If bees come indoors, turn out the lights so that the bees will be attracted to the windows. If possible, open the window or door closest to them to let them out.
If The Swarm Stays
If the swarm does not move on after 2-3 days, but stays and begins to build a nest, it is best to have it removed or exterminated by a licensed bee removal service or exterminator as soon as possible. The larger the nest, the more difficult it can become to remove and the more it will cost to do so. Also, as their nest grows larger, the bees become more defensive and more likely to attack if they feel threatened.
If you have a nest that has existed on your property for quite a while, but are not concerned because they have not been a problem, plan to have it removed as soon as you can, anyway.
An existing nest of European Honey Bees can be taken over by Africanized Honey Bees without your knowledge and can suddenly attack with minimal provocation.
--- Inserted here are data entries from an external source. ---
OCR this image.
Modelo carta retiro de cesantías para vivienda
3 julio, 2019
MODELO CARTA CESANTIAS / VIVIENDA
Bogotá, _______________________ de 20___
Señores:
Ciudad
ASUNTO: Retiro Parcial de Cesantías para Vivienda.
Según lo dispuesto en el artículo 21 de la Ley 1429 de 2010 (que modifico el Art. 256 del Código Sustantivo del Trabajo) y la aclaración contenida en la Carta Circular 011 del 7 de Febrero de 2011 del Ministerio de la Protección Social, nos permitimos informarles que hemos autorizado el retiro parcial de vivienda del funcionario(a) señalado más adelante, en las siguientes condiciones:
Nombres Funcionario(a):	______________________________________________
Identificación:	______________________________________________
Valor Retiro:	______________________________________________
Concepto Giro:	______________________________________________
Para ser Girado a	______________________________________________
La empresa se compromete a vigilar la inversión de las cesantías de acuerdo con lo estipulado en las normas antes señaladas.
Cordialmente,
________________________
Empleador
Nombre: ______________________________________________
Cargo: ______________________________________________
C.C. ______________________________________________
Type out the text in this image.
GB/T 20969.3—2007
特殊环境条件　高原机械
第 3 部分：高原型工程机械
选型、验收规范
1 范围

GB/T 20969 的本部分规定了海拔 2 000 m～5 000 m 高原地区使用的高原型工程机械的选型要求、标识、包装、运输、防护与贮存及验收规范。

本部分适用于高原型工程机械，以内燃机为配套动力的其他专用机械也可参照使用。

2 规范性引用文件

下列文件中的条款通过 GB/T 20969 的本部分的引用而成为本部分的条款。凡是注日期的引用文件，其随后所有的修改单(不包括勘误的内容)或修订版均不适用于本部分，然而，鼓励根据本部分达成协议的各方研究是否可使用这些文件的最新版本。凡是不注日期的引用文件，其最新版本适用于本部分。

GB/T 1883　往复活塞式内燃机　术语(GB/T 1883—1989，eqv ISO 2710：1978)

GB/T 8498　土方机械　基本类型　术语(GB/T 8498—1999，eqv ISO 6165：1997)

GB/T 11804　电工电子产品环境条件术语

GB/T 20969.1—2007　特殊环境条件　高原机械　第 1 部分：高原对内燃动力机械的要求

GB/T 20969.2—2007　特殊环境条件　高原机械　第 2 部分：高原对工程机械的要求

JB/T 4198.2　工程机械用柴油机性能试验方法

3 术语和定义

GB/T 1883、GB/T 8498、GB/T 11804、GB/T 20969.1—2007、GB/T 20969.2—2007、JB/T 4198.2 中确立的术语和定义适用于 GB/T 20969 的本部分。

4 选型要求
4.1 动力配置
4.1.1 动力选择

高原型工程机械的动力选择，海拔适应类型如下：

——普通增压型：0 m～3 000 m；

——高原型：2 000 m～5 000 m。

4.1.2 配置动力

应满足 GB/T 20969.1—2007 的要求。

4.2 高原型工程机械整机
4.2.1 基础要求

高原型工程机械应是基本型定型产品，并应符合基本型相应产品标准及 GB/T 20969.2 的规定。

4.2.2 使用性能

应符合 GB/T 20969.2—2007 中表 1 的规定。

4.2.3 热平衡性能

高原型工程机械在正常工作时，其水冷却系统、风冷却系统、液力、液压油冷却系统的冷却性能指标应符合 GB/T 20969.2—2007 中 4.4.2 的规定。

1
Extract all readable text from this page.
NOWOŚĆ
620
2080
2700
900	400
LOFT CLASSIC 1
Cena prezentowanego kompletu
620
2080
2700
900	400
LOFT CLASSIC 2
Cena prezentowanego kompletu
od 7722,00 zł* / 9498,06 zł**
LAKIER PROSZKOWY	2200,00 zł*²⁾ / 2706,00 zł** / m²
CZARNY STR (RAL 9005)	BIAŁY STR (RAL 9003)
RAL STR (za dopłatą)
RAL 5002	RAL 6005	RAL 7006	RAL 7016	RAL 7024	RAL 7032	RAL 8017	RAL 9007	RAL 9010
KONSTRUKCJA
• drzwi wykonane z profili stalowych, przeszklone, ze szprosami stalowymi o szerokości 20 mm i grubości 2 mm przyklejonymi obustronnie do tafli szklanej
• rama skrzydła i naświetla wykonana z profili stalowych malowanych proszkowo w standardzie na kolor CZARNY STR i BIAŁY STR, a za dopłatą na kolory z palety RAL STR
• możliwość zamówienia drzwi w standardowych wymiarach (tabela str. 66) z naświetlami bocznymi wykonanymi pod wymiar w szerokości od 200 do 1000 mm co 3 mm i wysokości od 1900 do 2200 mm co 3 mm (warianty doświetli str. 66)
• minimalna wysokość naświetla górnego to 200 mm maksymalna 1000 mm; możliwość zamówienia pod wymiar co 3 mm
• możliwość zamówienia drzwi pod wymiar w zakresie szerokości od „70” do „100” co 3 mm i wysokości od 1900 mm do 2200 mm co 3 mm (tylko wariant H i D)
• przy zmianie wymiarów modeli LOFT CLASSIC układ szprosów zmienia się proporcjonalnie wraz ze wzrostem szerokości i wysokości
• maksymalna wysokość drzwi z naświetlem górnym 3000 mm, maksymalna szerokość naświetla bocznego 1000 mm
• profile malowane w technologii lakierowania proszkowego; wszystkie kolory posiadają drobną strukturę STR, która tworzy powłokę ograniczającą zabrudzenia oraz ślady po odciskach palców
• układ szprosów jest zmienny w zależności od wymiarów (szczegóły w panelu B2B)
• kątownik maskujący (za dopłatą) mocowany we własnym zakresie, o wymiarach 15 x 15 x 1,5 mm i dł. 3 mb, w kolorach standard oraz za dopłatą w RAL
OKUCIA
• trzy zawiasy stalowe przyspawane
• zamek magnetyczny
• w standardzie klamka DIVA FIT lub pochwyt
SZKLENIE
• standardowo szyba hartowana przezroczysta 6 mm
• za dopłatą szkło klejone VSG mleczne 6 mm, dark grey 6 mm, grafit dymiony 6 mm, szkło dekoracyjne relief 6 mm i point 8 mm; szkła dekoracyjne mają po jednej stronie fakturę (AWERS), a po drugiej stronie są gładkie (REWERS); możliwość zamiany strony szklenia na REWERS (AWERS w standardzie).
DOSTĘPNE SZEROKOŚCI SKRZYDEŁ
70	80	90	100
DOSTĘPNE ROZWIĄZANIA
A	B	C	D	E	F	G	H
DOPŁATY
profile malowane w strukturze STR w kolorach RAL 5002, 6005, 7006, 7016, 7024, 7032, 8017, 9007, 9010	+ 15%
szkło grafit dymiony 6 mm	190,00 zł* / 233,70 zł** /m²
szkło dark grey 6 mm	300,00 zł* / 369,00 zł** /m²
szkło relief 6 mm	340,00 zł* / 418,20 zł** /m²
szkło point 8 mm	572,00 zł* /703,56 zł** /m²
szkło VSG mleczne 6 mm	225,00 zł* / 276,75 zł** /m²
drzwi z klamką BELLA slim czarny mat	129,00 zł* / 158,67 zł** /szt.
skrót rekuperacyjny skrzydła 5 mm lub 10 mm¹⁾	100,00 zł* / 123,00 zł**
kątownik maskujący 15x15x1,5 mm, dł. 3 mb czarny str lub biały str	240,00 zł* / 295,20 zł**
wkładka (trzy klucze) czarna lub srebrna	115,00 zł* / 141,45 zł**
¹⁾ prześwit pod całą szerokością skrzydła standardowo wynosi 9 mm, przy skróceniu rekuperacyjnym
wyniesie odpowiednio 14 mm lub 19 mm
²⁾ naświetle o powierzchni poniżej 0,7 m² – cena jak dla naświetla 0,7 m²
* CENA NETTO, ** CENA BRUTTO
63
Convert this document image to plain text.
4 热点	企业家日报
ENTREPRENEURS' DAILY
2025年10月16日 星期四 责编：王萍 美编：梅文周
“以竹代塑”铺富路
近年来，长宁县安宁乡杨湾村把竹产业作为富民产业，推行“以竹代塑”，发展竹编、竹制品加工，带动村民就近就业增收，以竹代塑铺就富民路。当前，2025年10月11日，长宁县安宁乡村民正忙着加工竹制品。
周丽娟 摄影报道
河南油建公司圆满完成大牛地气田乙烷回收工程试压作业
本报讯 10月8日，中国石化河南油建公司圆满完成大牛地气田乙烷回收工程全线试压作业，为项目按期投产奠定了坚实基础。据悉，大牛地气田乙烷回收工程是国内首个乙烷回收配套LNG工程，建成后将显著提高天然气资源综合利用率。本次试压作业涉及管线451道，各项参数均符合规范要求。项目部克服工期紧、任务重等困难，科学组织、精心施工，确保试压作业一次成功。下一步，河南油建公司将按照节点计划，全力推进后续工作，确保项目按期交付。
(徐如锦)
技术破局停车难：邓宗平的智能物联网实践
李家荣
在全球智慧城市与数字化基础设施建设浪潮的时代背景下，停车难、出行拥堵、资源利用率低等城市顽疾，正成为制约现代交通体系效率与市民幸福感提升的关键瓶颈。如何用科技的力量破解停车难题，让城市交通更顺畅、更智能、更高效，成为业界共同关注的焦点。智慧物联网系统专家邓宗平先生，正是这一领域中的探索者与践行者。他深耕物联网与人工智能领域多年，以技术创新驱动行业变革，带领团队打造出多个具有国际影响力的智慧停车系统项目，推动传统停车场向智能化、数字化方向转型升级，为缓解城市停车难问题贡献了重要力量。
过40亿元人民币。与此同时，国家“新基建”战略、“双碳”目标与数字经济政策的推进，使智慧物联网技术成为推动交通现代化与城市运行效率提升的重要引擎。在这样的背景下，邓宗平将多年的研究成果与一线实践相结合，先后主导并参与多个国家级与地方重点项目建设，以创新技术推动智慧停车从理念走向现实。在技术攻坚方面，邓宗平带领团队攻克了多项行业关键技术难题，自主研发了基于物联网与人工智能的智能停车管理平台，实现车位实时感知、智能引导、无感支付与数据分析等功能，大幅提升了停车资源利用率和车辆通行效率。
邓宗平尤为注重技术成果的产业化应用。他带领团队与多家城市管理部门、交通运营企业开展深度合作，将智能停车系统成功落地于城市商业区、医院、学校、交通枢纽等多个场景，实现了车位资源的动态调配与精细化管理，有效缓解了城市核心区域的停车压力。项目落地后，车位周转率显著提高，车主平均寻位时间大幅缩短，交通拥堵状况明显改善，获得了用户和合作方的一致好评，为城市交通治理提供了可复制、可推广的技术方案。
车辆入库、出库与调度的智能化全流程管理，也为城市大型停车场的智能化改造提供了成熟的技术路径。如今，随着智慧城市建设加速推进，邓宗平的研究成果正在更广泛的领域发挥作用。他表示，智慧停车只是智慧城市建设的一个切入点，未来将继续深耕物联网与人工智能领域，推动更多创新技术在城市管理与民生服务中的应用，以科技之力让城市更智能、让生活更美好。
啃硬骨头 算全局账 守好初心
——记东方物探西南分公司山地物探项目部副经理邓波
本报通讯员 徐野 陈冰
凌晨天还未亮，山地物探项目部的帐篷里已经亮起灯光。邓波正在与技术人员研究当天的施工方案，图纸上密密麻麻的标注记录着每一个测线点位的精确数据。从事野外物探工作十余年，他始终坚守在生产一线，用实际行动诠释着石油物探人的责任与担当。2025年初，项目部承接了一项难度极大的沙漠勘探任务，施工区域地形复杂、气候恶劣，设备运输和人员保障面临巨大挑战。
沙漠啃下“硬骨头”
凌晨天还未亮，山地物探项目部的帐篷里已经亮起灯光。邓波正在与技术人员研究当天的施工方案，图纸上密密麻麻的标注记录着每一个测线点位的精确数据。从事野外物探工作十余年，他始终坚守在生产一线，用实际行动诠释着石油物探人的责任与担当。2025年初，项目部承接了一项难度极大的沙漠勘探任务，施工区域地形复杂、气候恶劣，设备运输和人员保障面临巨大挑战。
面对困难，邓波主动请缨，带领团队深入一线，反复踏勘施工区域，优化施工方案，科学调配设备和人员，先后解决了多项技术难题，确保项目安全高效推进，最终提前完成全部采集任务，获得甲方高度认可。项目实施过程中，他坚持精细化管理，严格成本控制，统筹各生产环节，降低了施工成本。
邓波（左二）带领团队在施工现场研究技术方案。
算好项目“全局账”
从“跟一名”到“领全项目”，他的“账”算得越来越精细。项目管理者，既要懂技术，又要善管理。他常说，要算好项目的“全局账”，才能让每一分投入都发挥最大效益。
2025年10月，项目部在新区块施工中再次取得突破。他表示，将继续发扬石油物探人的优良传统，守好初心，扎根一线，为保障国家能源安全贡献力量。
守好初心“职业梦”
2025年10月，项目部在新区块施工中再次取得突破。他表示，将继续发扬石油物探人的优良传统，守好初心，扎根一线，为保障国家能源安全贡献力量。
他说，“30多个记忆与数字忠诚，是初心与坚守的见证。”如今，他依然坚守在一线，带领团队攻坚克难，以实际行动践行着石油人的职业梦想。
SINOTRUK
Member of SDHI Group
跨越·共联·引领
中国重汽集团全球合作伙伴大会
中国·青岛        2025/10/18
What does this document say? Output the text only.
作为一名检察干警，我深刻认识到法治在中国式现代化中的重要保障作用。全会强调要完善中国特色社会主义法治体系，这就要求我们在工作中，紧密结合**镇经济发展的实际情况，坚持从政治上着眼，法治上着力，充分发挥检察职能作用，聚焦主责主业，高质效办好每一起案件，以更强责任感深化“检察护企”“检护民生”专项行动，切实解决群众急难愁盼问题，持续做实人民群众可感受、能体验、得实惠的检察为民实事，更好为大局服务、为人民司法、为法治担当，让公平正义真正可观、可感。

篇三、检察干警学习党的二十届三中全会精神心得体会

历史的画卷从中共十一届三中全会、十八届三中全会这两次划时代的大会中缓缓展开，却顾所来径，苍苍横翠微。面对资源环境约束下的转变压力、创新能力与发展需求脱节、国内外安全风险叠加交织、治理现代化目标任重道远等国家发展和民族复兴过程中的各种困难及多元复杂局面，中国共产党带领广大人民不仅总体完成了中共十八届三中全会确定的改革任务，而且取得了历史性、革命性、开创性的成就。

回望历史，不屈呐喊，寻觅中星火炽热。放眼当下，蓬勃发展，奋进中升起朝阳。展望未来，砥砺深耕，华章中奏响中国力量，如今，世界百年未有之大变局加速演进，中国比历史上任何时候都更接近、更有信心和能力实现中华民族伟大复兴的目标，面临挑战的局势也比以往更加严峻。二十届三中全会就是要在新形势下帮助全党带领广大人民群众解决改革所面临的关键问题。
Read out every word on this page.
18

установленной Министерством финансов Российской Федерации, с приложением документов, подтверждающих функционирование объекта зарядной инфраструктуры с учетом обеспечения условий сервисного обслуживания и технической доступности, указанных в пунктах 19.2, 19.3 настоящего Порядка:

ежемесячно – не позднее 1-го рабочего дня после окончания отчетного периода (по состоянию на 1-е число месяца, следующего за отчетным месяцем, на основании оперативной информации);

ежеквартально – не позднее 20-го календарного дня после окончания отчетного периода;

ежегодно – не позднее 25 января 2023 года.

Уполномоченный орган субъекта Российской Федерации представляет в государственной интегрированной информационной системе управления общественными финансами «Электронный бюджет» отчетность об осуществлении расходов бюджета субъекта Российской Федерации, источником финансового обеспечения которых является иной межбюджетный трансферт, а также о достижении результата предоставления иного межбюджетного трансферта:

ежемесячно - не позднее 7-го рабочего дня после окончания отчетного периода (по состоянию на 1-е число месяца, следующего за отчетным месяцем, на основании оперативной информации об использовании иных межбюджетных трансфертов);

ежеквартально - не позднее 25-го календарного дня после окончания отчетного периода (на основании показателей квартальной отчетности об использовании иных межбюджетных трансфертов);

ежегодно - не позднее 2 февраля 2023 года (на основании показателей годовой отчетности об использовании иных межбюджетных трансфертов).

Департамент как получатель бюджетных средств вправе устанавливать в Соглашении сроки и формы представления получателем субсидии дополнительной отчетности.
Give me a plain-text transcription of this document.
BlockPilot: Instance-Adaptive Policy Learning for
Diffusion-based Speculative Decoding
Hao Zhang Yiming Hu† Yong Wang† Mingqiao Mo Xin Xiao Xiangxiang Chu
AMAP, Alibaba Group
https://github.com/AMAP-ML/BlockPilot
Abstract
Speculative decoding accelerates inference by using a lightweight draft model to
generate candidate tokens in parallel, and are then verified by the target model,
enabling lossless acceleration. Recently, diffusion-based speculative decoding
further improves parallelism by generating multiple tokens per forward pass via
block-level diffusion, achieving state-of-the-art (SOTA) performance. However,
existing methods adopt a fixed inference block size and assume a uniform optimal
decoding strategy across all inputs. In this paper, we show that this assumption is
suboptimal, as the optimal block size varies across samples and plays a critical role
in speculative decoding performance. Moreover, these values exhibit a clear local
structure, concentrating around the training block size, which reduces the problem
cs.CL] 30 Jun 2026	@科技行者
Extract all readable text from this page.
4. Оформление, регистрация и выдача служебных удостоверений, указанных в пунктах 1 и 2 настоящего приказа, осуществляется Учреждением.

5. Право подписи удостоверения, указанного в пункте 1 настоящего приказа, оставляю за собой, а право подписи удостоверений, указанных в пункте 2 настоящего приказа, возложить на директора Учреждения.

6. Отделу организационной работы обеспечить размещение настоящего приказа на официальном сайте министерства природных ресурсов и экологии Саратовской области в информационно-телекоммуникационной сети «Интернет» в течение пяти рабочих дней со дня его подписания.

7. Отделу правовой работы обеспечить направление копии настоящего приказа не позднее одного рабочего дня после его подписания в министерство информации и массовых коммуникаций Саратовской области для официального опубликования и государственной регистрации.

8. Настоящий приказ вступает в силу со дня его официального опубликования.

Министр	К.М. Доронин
An existing nest can also attract more bees to the area.
Again, do not attempt to remove any nest of bees yourself; have a professional bee removal company remove it.
Look for a company that will remove or exterminate bees in the Yellow Pages under "Bee Removal Services" or "Pest Control Services" or contact:
The Structural Pest Control Board
Department of Pesticide Regulation
Pest Control Operators of California at
916-372-4363 or www.pcoc.org
for a listing of licensed exterminators in San Diego County
Make sure that the responding person is a state licensed pest control professional, bonded and insured and trained in honey bee removal.
If requesting an estimate over the phone, be prepared to describe the size of the swarm or hive and whether it's in an exposed area or within the walls of a structure or other hard-to-reach area.
If the bees have established a hive, make sure that the company removes all traces of comb and honey in order to reduce the chances that bees will return and to prevent attracting rodents, other insects, and developing bad odors.
Preventing Nests On Your Property
Africanized Honey Bees are less selective about their nesting sites and are more likely to move into unexpected places, often close to or in the ground. Be aware of potential sites in your yard and do what you can to reduce their appeal to swarming bees:
- Clay pots – Stack clay pots upright, rather than inverting them and creating a welcome home complete with drainage hole door.
- Water meters – Be aware that these sites also feature doors and voids.
- Inside walls – Honey bees can enter a hole ¼ inch in diameter. Patch holes in stucco, install metal screen across vents, and seal the area where faucets and pipes come through the wall.
- Discards – Remove old washing machines, tires, boxes, and other debris
- Sheds and playhouses— If rarely used, inspect cautiously as you enter for the first time, especially if children plan to play there.
Some Final Advice
Disturbing an established nest of bees can result in a serious stinging incident. If you attempt to remove a swarm or hive by yourself, you risk injury to yourself, your family, and, possibly, your neighbors.
Ignoring a nest on your property can also be dangerous and pose a liability. Keeping bees is against the law within the City of Escondido.
As always, the Escondido Fire Department responds to life-threatening emergencies and will respond immediately if a victim of a bee stinging incident requires rescue and medical care. We do not, however, have the resources to remove swarms or hives; a licensed exterminator should be called if needed.